Neue Risse an den Combinos!

  • Für alle die keine Baz haben,hier der ganze Bericht aus der Baz vom 27.1.05


    Kaum geflickt, treten an Basler Combinos neue Risse auf. Wie es überhaupt zum Debakel kommen konnte, hat die Geschäftsprüfungskommission ermittelt. Doch deren Erkenntnisse bleiben bis nach der BVB-Abstimmung unter Verschluss .

    Die technischen Experten sind alarmiert. An tragenden Säulen bei den Türportalen der Combinos haben sich an einer neuen Stelle Risse gebildet. Völlig unerwartet; denn die Säulen wurden bereits schon einmal verstärkt und geflickt. BVB-Sprecher Pius Marrer bestätigt: «Betroffen sind zwei Fahrzeuge.» Die Schadensmeldung stellt zwar keine unmittelbare Beeinträchtigung der Sicherheit dar, sie macht den Fahrplan aber noch unwahrscheinlicher, den die BVB mit derCombino-Herstellerin Siemens für die Sanierung der Niederflurtrams abgemacht haben.
    Ende März, so die Vereinbarung, sollte ein fertiges und von unabhängigen Gutachtern abgesegnetes Sanierungskonzept vorliegen. Fehlt ein zur Umsetzung bereites Konzept, haben die BVB theoretisch das Recht, die Combinos an die Herstellerin zurückzugeben. Praktisch können die Verkehrsbetriebe allerdings nicht von heute auf morgen auf die 28 Fahrzeuge verzichten.

    zeitdruck. Selbst der Siemens nahestehende Verkehrsexperte Harry Hondius meint gegenüber der baz, Siemens werde erst Ende Mai ein Konzept vorlegen. Siemens-Sprecher Joachim Stark bleibt hingegen optimistisch: «Wir sind im Fahrplan.» Von den neuen Rissen an den Basler Combinos hatte er allerdings keine Kenntnisse.
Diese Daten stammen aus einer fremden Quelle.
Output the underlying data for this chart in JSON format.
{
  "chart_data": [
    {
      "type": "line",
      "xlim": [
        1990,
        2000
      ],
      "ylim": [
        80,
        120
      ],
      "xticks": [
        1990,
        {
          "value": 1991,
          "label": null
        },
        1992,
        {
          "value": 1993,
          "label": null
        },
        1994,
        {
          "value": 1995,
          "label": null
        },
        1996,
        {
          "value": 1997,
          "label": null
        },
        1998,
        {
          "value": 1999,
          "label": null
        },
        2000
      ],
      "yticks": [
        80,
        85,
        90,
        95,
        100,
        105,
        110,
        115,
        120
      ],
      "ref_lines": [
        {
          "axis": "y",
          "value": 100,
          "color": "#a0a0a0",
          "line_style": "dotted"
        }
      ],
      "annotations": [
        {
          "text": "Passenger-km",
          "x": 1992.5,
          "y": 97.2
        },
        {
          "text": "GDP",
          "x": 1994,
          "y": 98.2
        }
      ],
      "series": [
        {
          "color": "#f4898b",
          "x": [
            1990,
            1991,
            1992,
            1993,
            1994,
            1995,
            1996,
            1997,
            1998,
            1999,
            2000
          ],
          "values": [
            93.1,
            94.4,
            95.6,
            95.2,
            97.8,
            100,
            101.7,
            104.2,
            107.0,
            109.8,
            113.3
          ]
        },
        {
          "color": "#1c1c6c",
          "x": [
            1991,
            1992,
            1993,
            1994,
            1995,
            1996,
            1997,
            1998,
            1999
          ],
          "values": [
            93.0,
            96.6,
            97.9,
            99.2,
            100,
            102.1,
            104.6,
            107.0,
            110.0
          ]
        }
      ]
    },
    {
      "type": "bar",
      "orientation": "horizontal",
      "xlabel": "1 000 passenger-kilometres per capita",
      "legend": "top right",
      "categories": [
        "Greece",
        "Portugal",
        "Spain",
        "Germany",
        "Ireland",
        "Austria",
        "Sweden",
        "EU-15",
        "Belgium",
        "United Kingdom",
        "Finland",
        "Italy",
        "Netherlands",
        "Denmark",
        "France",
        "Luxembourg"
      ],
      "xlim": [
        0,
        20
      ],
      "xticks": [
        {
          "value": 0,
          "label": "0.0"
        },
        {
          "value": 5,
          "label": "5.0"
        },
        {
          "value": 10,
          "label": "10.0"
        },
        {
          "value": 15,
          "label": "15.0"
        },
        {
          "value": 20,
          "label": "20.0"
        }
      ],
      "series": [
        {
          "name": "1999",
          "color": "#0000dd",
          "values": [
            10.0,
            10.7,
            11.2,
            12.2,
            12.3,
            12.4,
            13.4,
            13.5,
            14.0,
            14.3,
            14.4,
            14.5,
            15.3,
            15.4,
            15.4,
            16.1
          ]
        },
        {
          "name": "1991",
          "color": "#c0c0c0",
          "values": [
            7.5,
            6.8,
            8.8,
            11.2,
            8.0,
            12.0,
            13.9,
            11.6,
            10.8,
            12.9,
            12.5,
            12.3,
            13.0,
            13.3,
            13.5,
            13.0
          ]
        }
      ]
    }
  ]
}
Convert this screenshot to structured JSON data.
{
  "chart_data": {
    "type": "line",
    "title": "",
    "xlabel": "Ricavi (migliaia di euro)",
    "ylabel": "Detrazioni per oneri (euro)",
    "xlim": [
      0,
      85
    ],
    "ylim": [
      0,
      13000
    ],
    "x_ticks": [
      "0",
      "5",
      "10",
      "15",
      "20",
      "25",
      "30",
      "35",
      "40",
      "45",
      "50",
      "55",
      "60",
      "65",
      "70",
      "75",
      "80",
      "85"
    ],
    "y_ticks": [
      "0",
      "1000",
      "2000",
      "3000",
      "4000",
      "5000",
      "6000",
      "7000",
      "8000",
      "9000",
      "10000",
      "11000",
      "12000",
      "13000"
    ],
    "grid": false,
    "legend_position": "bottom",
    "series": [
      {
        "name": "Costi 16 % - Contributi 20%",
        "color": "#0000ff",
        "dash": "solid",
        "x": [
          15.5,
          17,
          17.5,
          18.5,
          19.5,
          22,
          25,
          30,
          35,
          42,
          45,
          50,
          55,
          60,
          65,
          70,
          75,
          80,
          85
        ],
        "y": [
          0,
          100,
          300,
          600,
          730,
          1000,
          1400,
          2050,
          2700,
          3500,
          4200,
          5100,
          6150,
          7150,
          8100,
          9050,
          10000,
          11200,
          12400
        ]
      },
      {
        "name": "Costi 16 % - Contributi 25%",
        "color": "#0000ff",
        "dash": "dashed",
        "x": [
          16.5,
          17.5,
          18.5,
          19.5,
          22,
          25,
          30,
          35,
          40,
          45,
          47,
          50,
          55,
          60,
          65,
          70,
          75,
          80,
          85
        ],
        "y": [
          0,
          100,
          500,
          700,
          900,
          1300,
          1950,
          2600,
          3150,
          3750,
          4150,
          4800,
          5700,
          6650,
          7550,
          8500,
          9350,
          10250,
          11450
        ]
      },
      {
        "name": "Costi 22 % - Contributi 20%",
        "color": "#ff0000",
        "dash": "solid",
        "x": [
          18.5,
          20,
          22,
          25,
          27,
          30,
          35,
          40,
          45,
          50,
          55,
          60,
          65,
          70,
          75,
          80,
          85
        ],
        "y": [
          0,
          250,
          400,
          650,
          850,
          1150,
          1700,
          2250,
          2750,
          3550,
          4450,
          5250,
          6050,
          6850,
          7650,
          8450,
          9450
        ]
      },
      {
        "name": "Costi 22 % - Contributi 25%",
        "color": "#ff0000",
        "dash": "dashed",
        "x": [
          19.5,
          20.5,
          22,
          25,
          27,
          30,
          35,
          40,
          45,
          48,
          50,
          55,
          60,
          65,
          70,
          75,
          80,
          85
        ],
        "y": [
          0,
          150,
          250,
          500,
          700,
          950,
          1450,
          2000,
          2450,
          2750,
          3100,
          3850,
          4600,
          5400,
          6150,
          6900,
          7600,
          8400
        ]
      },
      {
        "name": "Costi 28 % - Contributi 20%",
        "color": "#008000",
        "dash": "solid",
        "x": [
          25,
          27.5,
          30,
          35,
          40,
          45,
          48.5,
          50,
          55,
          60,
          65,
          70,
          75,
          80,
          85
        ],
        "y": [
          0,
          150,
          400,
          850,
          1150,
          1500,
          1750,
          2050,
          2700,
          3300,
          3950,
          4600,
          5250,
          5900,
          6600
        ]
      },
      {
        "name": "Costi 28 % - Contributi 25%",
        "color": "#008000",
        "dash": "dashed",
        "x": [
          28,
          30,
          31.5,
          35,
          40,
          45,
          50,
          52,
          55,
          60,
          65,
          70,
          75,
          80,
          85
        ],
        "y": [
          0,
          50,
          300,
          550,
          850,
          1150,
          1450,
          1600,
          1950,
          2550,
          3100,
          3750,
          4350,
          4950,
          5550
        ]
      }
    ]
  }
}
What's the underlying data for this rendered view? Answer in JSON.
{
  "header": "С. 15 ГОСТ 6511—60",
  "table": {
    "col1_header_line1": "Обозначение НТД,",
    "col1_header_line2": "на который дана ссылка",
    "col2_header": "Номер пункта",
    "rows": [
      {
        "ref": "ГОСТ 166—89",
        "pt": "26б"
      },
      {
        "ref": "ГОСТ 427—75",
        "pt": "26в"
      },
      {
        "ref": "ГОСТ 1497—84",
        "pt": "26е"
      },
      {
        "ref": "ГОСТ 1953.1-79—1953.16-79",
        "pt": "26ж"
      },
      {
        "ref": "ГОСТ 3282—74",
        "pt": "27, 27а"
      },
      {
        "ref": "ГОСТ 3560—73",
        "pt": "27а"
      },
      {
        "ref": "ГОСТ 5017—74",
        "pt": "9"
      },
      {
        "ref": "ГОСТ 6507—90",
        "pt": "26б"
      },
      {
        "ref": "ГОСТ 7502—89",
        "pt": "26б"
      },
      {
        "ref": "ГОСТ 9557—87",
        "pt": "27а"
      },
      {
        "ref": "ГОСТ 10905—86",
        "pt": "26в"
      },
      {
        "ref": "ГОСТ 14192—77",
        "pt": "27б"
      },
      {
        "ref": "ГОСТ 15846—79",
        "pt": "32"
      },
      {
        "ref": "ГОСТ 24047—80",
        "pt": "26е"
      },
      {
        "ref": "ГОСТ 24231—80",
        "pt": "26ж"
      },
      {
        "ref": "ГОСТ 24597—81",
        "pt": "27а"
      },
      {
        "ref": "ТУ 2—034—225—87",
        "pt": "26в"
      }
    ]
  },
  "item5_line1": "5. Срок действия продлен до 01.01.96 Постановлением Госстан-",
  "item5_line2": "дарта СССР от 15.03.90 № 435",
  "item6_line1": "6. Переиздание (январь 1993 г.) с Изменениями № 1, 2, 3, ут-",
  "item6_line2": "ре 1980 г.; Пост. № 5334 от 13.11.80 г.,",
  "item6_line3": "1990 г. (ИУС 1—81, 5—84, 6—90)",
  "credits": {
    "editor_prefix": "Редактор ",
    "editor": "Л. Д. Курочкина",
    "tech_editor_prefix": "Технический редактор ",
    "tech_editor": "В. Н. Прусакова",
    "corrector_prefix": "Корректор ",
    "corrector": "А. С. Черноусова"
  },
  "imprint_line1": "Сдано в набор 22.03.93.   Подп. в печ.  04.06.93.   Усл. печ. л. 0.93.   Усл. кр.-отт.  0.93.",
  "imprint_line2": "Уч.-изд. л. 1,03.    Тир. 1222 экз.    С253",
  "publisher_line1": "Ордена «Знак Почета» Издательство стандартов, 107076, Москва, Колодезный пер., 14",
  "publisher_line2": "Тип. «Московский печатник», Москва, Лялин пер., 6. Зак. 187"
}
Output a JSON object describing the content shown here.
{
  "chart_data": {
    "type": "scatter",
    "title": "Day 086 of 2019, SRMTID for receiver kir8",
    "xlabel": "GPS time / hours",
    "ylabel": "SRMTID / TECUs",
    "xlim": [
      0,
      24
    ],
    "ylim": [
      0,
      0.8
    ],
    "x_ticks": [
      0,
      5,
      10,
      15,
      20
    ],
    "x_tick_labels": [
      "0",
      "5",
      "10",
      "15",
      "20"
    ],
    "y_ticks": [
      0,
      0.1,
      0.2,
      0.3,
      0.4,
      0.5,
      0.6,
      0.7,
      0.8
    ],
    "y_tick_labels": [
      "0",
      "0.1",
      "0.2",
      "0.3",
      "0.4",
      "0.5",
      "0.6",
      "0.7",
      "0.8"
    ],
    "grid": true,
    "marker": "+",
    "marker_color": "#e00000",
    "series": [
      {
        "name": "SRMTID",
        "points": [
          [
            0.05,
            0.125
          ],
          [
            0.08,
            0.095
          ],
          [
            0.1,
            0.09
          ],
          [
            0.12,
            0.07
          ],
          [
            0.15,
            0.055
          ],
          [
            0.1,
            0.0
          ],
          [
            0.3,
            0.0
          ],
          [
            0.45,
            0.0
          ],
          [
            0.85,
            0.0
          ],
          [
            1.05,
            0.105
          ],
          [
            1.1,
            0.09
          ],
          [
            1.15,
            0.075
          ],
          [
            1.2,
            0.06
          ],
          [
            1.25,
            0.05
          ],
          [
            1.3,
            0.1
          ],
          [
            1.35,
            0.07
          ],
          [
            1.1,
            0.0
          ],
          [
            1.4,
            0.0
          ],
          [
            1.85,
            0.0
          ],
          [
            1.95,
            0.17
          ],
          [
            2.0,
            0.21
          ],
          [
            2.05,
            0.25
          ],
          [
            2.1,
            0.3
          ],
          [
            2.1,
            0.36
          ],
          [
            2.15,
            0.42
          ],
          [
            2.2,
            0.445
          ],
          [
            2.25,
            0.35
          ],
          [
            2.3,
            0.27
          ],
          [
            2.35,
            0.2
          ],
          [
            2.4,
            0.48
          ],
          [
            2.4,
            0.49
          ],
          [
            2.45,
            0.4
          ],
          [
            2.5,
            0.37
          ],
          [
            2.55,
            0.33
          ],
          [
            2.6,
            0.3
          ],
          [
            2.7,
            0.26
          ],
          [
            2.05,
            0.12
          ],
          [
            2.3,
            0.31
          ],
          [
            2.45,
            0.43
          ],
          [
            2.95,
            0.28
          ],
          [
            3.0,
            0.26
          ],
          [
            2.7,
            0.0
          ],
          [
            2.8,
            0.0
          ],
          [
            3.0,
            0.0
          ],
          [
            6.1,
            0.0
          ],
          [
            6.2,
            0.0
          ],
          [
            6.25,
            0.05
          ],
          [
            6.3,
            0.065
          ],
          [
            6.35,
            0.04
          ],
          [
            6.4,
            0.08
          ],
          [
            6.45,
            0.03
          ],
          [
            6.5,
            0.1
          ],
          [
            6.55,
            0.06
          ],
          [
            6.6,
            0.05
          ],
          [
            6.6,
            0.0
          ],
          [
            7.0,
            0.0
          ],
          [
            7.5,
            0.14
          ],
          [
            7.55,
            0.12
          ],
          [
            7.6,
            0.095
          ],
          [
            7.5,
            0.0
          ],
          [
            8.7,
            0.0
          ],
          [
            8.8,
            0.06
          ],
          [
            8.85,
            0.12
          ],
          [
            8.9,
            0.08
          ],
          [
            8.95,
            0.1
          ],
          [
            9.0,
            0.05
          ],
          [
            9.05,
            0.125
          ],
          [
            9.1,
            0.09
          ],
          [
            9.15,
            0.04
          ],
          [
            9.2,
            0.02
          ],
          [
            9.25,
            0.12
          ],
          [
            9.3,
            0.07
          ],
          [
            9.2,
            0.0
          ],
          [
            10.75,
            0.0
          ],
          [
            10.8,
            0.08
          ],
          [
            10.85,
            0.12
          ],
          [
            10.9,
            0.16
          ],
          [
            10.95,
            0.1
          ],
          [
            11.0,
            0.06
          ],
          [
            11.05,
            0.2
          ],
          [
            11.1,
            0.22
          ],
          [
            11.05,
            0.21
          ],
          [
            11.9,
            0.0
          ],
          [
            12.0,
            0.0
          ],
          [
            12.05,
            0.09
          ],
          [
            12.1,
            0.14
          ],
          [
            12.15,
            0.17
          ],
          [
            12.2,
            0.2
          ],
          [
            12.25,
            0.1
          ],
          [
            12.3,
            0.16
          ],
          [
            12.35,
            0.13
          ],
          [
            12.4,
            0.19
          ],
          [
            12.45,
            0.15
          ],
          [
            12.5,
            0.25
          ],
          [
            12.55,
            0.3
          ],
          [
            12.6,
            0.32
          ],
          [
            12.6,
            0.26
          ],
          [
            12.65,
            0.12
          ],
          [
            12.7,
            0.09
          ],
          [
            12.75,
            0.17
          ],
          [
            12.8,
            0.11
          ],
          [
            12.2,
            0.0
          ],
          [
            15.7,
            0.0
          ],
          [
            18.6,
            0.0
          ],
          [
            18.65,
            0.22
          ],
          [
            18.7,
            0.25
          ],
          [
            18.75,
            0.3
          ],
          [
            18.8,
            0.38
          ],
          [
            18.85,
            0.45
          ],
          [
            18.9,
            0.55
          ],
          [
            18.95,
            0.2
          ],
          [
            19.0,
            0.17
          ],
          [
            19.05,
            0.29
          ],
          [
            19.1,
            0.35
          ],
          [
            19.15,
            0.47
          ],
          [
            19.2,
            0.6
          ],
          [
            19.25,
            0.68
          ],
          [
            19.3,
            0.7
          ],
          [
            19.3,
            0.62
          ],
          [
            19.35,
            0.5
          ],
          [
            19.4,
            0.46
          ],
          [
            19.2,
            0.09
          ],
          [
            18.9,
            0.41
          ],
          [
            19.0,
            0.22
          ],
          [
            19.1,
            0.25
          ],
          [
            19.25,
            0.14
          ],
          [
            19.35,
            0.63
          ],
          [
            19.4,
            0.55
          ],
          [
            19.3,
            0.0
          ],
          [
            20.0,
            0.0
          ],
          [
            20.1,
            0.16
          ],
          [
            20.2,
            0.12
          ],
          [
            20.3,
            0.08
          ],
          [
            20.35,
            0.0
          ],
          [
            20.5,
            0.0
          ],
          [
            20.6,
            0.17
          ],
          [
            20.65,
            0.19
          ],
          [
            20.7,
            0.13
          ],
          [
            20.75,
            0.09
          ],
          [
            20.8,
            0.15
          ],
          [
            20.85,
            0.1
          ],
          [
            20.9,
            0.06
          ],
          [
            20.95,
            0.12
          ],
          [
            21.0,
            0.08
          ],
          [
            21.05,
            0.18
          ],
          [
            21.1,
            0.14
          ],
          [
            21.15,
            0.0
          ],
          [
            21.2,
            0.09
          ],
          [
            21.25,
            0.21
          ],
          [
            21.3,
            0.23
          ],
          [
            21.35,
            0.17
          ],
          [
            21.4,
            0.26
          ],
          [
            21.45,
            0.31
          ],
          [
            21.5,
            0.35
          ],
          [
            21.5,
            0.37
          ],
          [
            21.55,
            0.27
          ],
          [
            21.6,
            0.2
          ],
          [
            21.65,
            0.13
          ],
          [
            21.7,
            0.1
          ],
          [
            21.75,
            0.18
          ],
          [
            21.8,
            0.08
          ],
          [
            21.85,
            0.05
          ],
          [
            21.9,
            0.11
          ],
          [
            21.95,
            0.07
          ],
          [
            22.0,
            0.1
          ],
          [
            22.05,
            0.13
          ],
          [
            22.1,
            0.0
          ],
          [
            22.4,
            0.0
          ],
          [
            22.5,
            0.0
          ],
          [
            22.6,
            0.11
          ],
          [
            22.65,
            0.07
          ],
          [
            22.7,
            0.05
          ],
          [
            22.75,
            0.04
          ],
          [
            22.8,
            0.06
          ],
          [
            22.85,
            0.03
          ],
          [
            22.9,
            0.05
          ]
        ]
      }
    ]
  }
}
    Offenkundig gehen die Meinungen auseinander, wie radikal die Sanierung der Niederflurtrams ausfallen muss. Die Palette der Vorschläge reicht von einfachen Verstärkungen der Schwachstellen bis zu einer völligen Neukonstruktion in Stahlbauweise. Von Alcan, die das Alu-Grip-Konzept der Combino-Karosserien entwickelt hat, hat Siemens keine Hilfe mehr zu erwarten. Alcan hat sich aus dem Tramgeschäft zurückgezogen. Denn die Probleme ihres Systems zeigen sich nicht nur bei den Combinos, sondern auch bei den in Zürich eingesetzten Cobras der Herstellerin Bombardier.
    Siemens versucht nun die Combinos teilweise zu schweissen statt wie bisher zu verschrauben. Bombardier hat dies bei den Cobras ebenfalls versucht, ist jedoch davon abgekommen und baut nun völlig neue, verschweisste Wagenkästen. Es wäre wohl auch für Siemens am einfachsten, den Combinos einen neuen Aufbau in traditioneller Bauweise zu verpassen. Aber Basel wäre damit nicht gedient: Die 42 Meter langen Vehikel mit der Klimaanlage auf dem Dach würden dadurch viel zu schwer, die Radachsen wären überlastet.

    Schadenersatz. Gleichzeitig mit dem Ringen um technische Lösungen verhandelt der Anwalt Professor Christian Brückner von der Basler Kanzlei Vischer mit dem Siemens-Konzern um Schadenersatzforderungen. Siemens hatte sich grundsätzlich bereit erklärt, die Kosten der Sanierung und des zusätzlichen Unterhalts zu bezahlen. Gemäss Zeitplan soll in den nächsten Wochen eine Vereinbarung vorliegen. Erst dann wird in groben Zügen abschätzbar sein, was das Combino-Debakel den Steuerzahler und die Firma Siemens kostet.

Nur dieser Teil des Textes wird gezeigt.